You Got A New Job! Now What? Here's What!

We talk so much about what to do if you are looking for work, but what about after you get the job?

Consider these 5 actions to take after accepting your new position.

1. Give thanks. Someone, somehow helped you get this new job. Thank her. Thank them. Thank them profusely. Make them proud of you and ecstatic to be part of your "team". Except for a little bit of your time, it doesn't cost anything to make someone feel really good about helping you. Giving those helpers a lot of public credit and praise will encourage others to do even more for you the next time you need a helping hand.

2. Give back. You got the job; now help someone else do the same thing. There are many people out there looking for work as well. Help one of them with a reference, lead, or insight. Just like giving thanks, giving help is always a high return investment. Do it enough and someday you may find yourself on the receiving end of the help boomerang when you need it most.

3. Network. "What do you mean network? I already have a new job." Yes, but over the last several years we learned that many people 1) didn't have a professional network, 2) didn't understand what it meant to have a professional network, and 3) didn't know how to network. (They thought calling your friends and asking for a job was networking. No, that is called begging your friends to job hunt for you.) Build professional relationships now. Actively seek to meet new people, stay in touch with past co-workers and peers, and help them be successful in their endeavors. Help others do well and they will come back to help you someday.

4. Become more valuable. Here are two (of many) reasons why millions of good people have struggled to find meaningful work since 2008: 1) their current skills don't match current job openings, and 2) companies found cheap, new technology that allowed them to maintain production with fewer humans. You have got to learn something that is valuable.
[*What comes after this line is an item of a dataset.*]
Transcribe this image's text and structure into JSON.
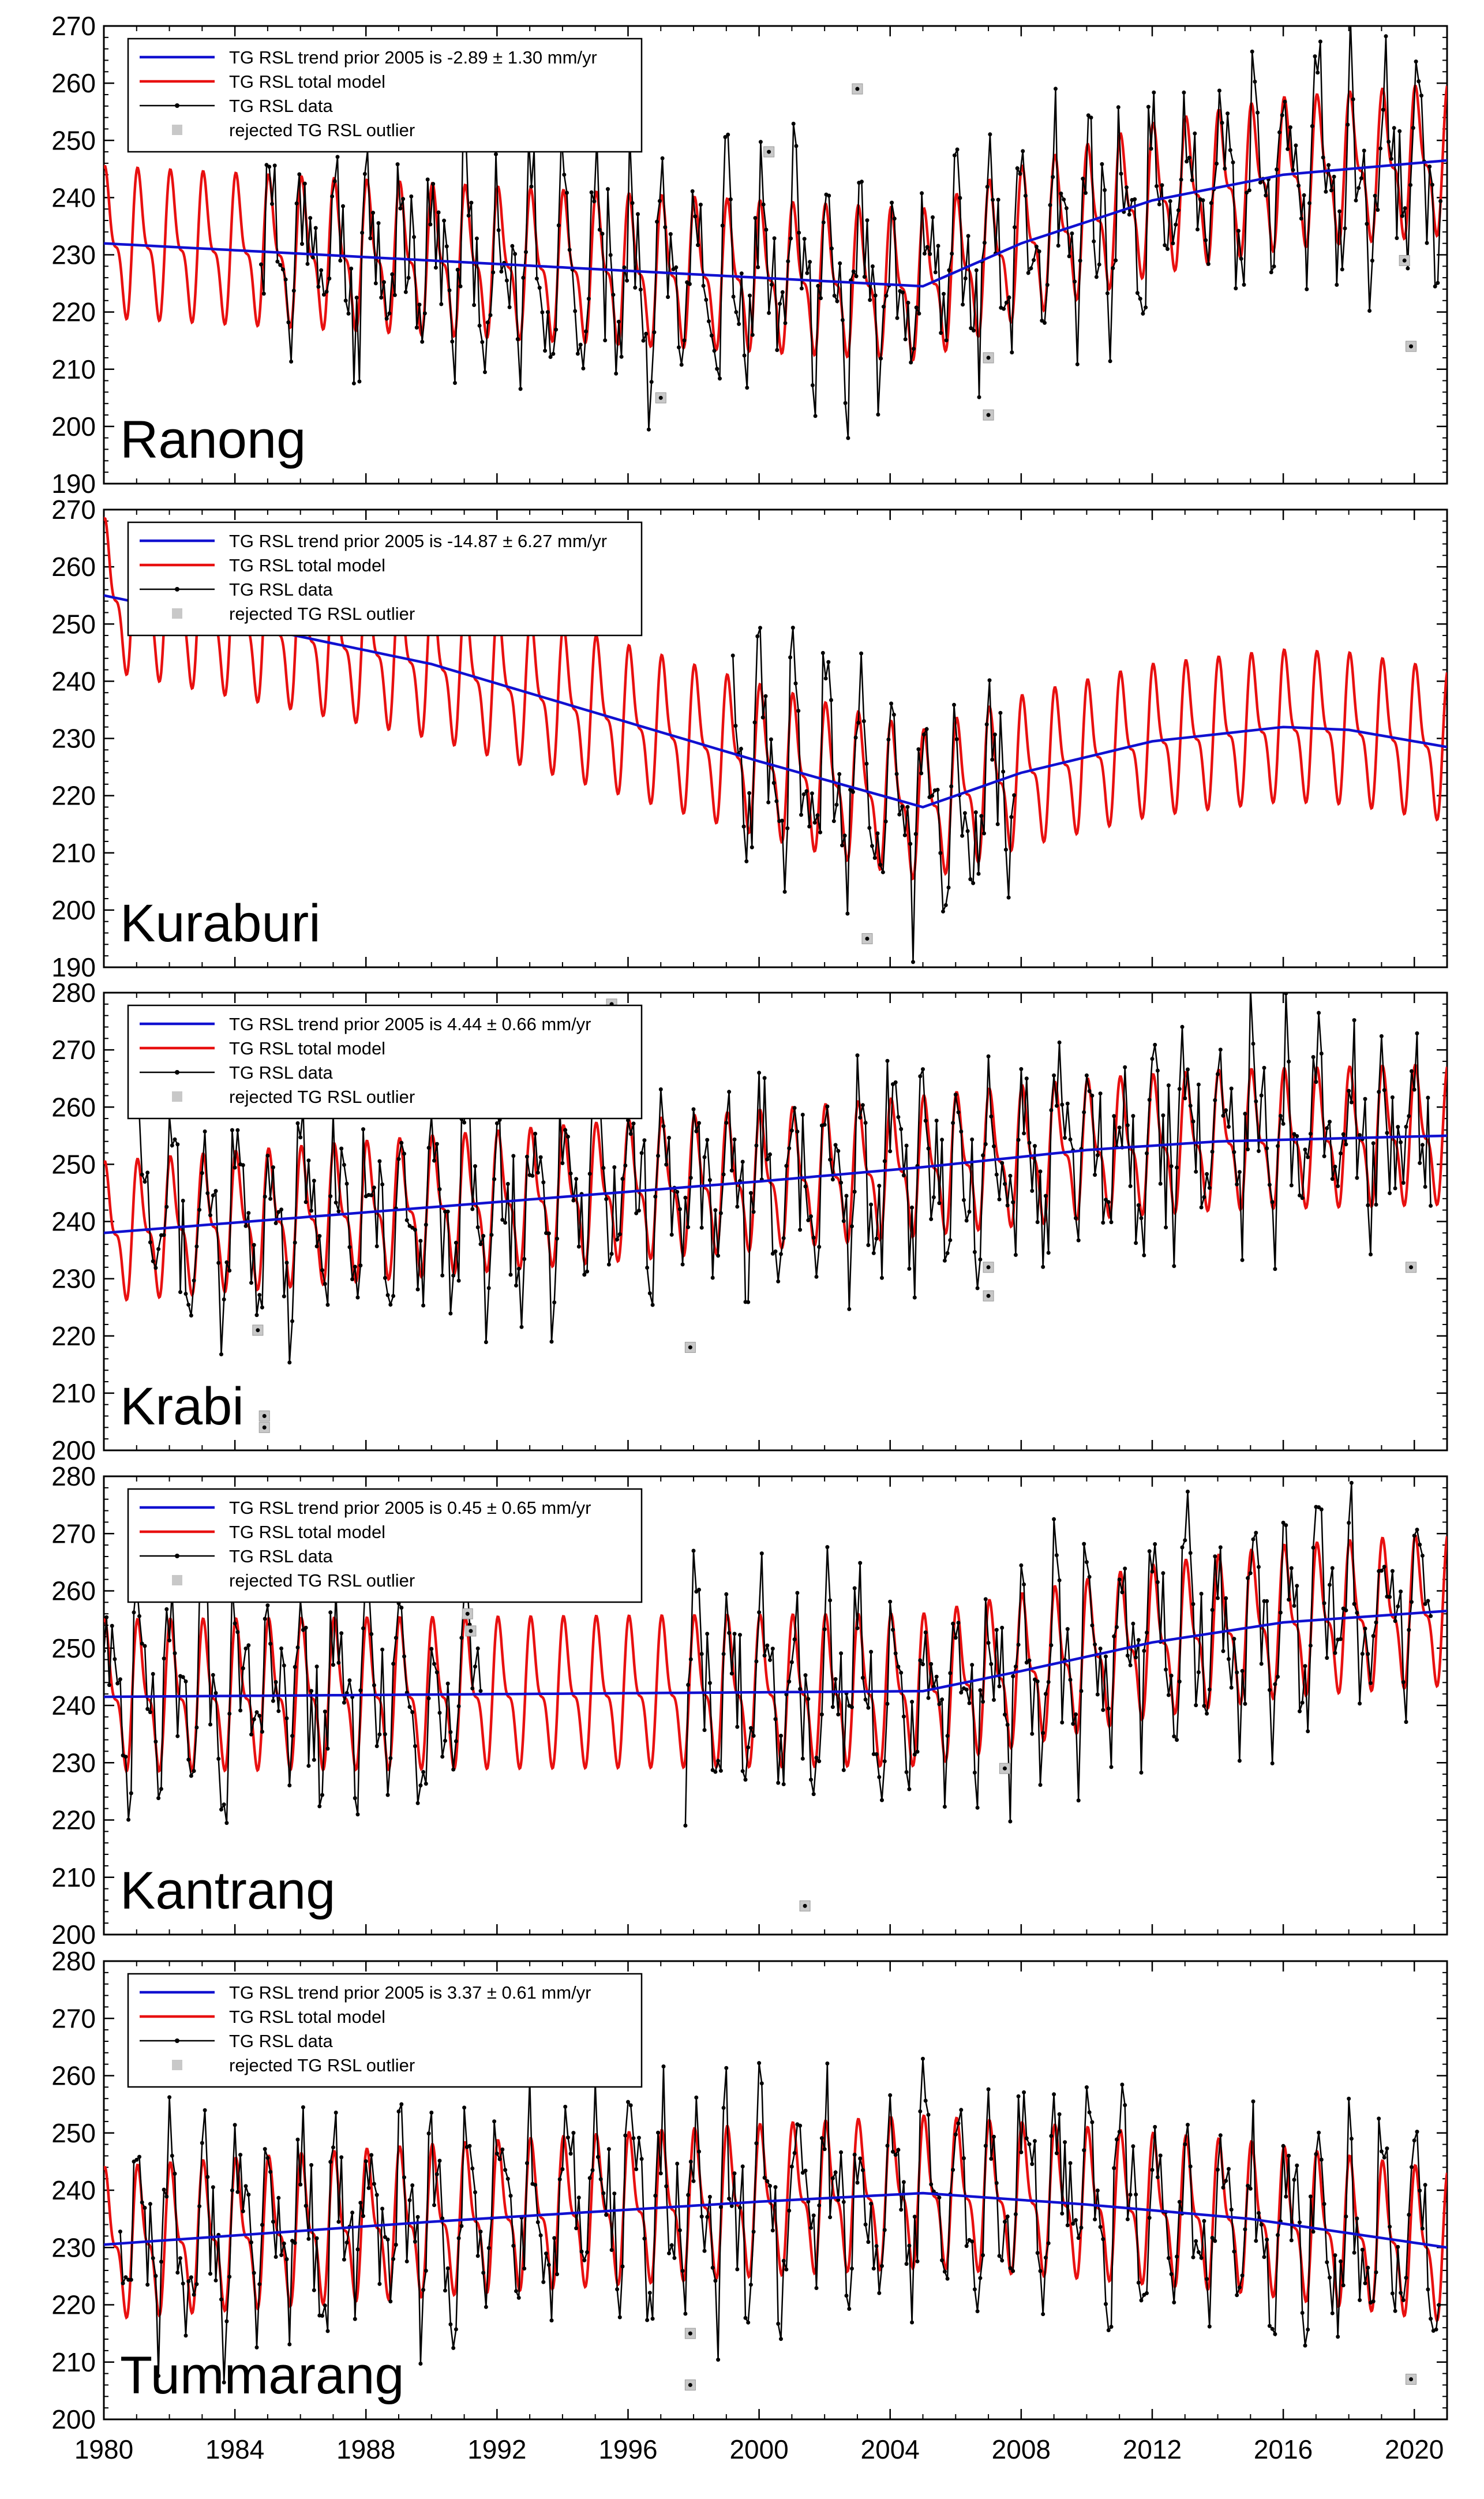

Want to become invaluable? You've got to learn something that is valuable. Simply answering a phone isn't a very valuable skill. However, knowing how to fix the machine that answers the phone is valuable work. So is making a sale after answering the phone!

5. Start planning now for the next big problem. There will always be one. Right before the Great Recession, 13 million people were doing just fine, and through no fault of their own, lost their job without any real warning. Many of them were caught off guard. Were you one of them? Even if you weren't, don't let yourself be put in that position. What should you do to strengthen your economic safety? Here are a few of my favorites: get more formal education, learn a new high demand work skill, pay off your debt, clean up your credit report and grow your score, and create a written back up plan.